Production System: the organization of the production system, therefore the farm, must be reviewed in an agroecological perspective. However, the agro-ecological organization of the productions is substantially different, and for some different opposites to most of the productive organizations of our farms. Agroecology is a science that, as such, has been disregarded and, in some respects, abandoned with the application of the principles of the Green Revolution. In agroecology it is impossible not to respect the fundamental elements of the energy yields of the agricultural systems which, today, attest to efficiencies equal to 1/10 of those obtainable following the principles of ecology. This is because today, in “modern” farms, we have converted the production Agroecosistema from closed to open.

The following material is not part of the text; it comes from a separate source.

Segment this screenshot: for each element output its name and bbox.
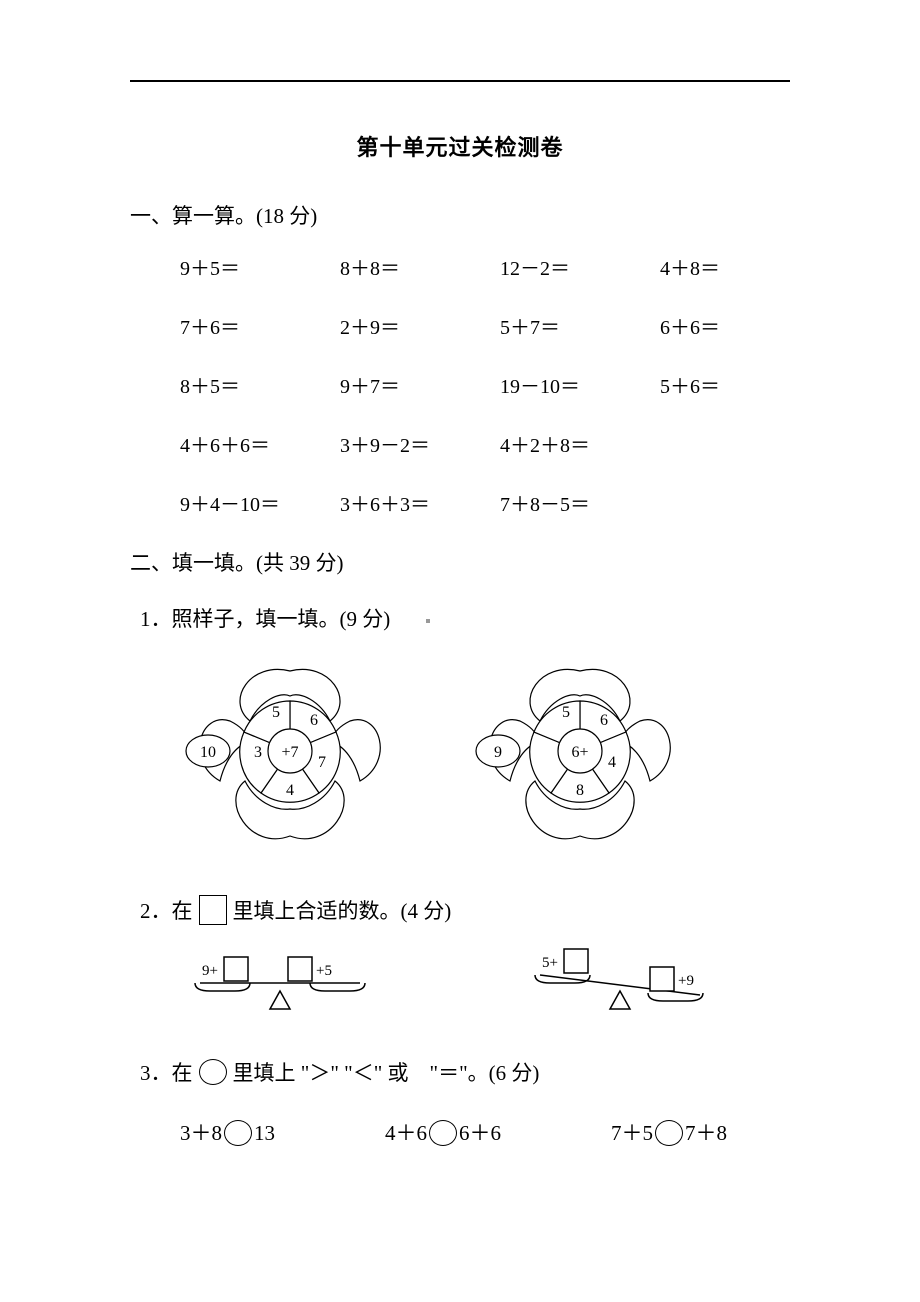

In a closed thermodynamic system the system must provide itself for the supply of material and the only exchange with the external allowed is the energetic one; in an open thermodynamic system, both matter and energy can be exchanged with the outside and this condition does not have indifferent but substantial repercussions as the exchange of masses (transport) moving in an inertial system occurs with decreases in yields as more and more are the rates of mass exchanged. This is because the masses to move absorb energy.
The second aspect is that, to achieve better efficiency, the dissipative system (ecological systems are dissipative systems) must necessarily increase the complexity of its structure (or order) by decreasing its entropy (negentropy); in short, it must biodiversify.
The productive specializations, the contributions of large quantities of external masses (chemical, mechanical, etc.) play against all these conditions, affecting the complexity of the system, reducing it in favor of high entropy energy forms (see desertification and biodiversity decrease) .
This Science is based on a different analytical principle; it is based on the epistemology of complexity, whose father is the 1960 Nobel Prize for Chemistry Ilya Prigogine.
It is evident that the conversion of our productive cells (farms) from open systems to closed systems has a knock-on effect on the ecological and anthropic systems connected to them which, structuring according to the epistemology of complexity, must adapt and reshape accordingly. These considerations, which are not questionable, lead to a series of needs in the agri-food sector:

  • Remodeling of farms towards highly biodiversified forms;
  • Adjustment of company size to a concrete relationship of cultural and energy management to its promoter nucleus (farmer in all its forms);
  • Application of the principle of Food Sovereignty as implementation, on a larger scale or, if we prefer, of geographical macroareas (Bioregions), of the principles of better efficiency of Energy Systems.
    Realization of the concept of Km zero as the best condition to operate in the presence of more closed thermodynamic systems (Kyoto Protocol).
  • Realization of what in the electrical engineering sector is called “Distributed Generation” which is nothing other than the synthesis or compendium of the whole issue.

The time available for this metamorphosis is little but the real struggle is on two fronts: on the one hand, farmers very disheartened and often not ready for this great change; on the other, the policies of direction for this great process and here the political debate is still zero year.